No, you're not going to find this on your favorite streaming channel (at least in India, although if you do, let me know so I can sign up too). Dekalog (or The Decalogue) was a 10-episode anthology serial made for Polish television in the late 80's by Krysztof Kieslowski (later known for The Double Life of Veronique and the Three Colors trilogy). It is predominantly set in a housing complex, and each hour-long episode is a self-contained that deals with one person / family. Dekalog is a loose reflection on the significance of the biblical Ten Commandments in modern existence.
By loosely, I mean that it's not easy to pigeonhole an episode as a rumination over a specific commandment. And that is as it should be, because life's moral dilemmas rarely come with convenient labels or pat resolutions. A wife demands to know if her critically ill husband will survive, because that will decide whether she keeps or aborts the child from a lover. A daughter may have found that the man she regards as her father may not be so; would that legitimize her incestuous feelings towards him? An impotent husband who suggests his wife take on a lover finds himself less equanimous when he discovers that she may have done so. A woman drags a former lover from his family on Christmas eve because she has been long abandoned by her husband and is jealous of having to spend that time of traditional joy alone. The most famous episode of Dekalog, and one of two that were expanded by the director to feature-length, deals with two killings - the first, in which a young man brutally strangles a cab-driver for no apparent reason, and the second, in which said young man is hanged by the state with apparently equal callousness. It is credited as being instrumental in the abolition of the death penalty in Poland.

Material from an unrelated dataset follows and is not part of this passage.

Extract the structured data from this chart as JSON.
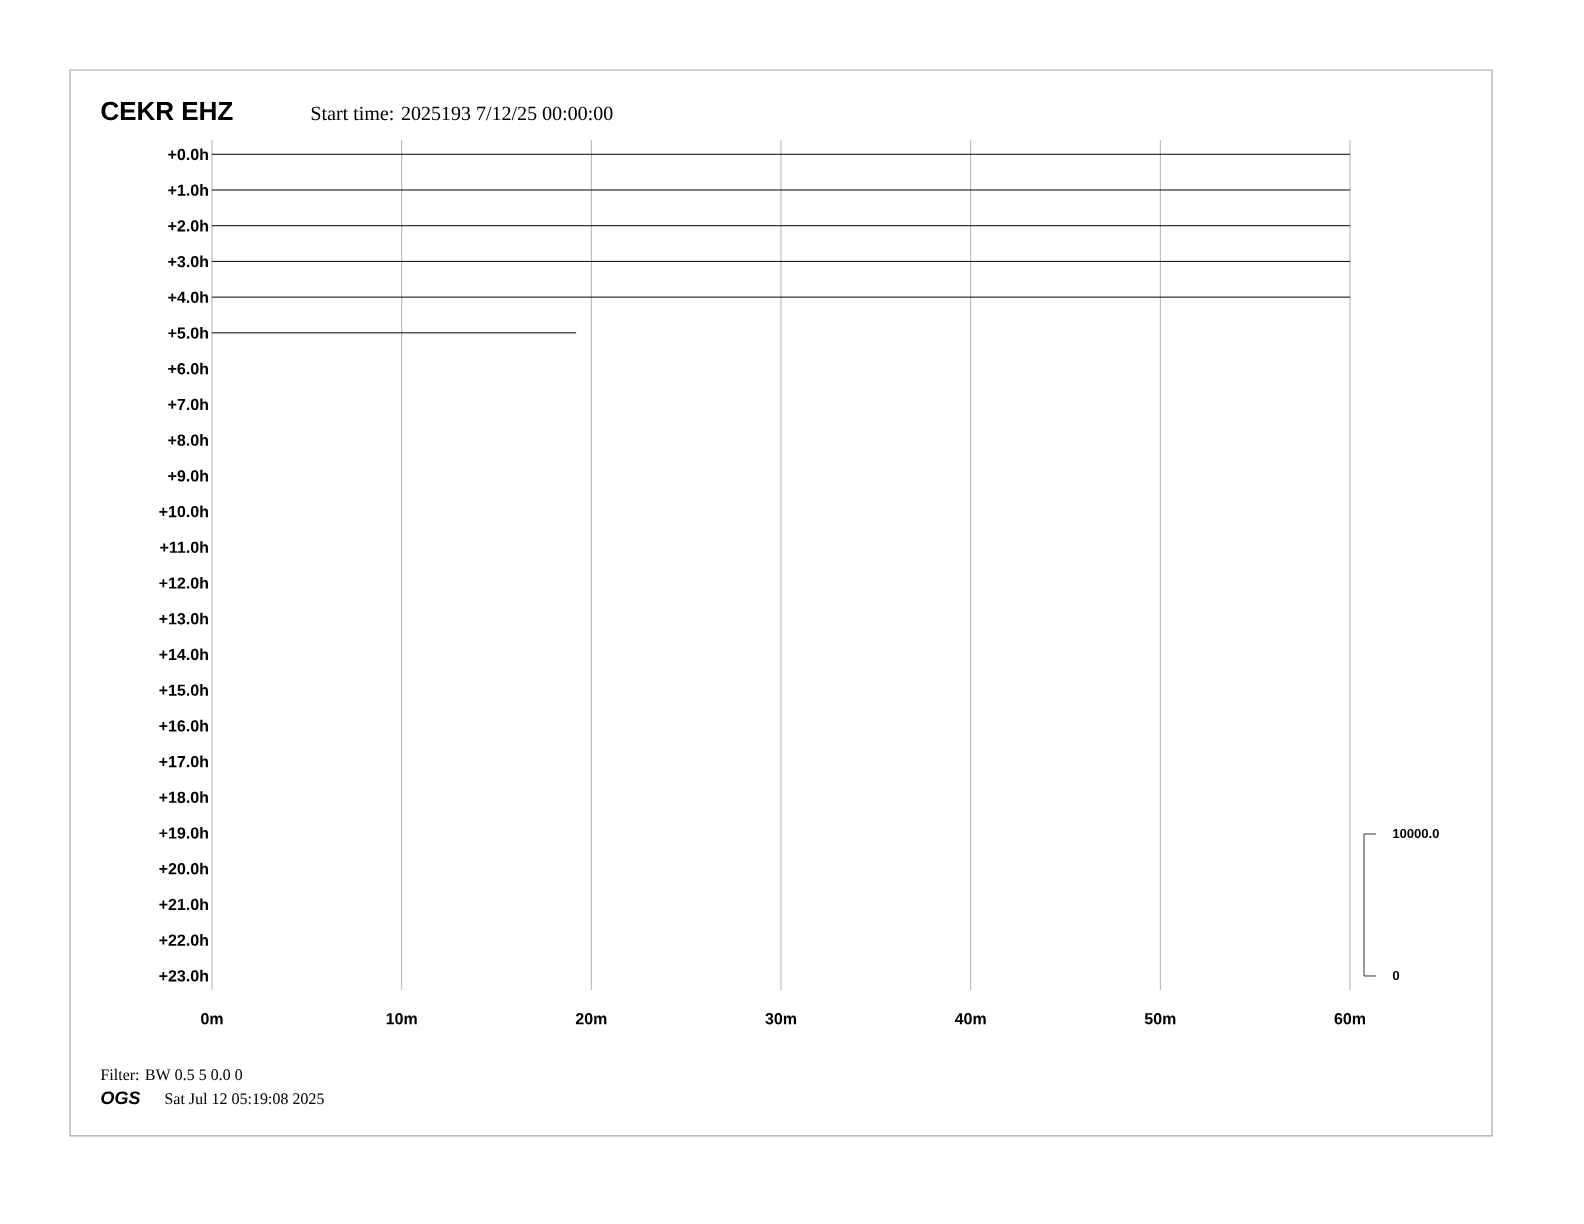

Like the individual apartment blocks of a building complex, each episode is self-contained, yet contains strands that link it to other episodes. A lead character in one story may make a fleeting cameo appearance in another. The outline of one story may be referred to in passing elsewhere. The effect is to create a rich tapestry of this microcosm of a civilization. As with James Joyce's Dubliners or Rohinton Mistry's Tales from Firozesha Baag, the individual parts are worthy in themselves, but the sum is significantly greater.
For this of course, thematic unity becomes essential. This comes primarily from Kieslowski's direction. Originally the idea was that he and his co-writer Krzysztof Piesiewicz (a lawyer when Kieslowski met him in the course of conceiving a documentary on legal trials) would script the episode and leave the direction to young film-makers looking to prove their mettle. But as the project progressed, Kieslowski either grew more possessive or realized the power of the material, and helmed the whole anthology, giving it a unifying vision. His musical collaborator Zbigniew Preisner provides an additional emotional anchor with the minimal main theme and the haunting pieces for the individual episodes (abetted by the great "Van Den Budenmayer").
With ample justification, the series made Kieslowski's name internationally and gave him the opportunity to become the universally respected artist he deserved to be. Dekalog was and continues to be a landmark of what television could be when it is not geared to gratify instant cravings, when it is not the idiot-box.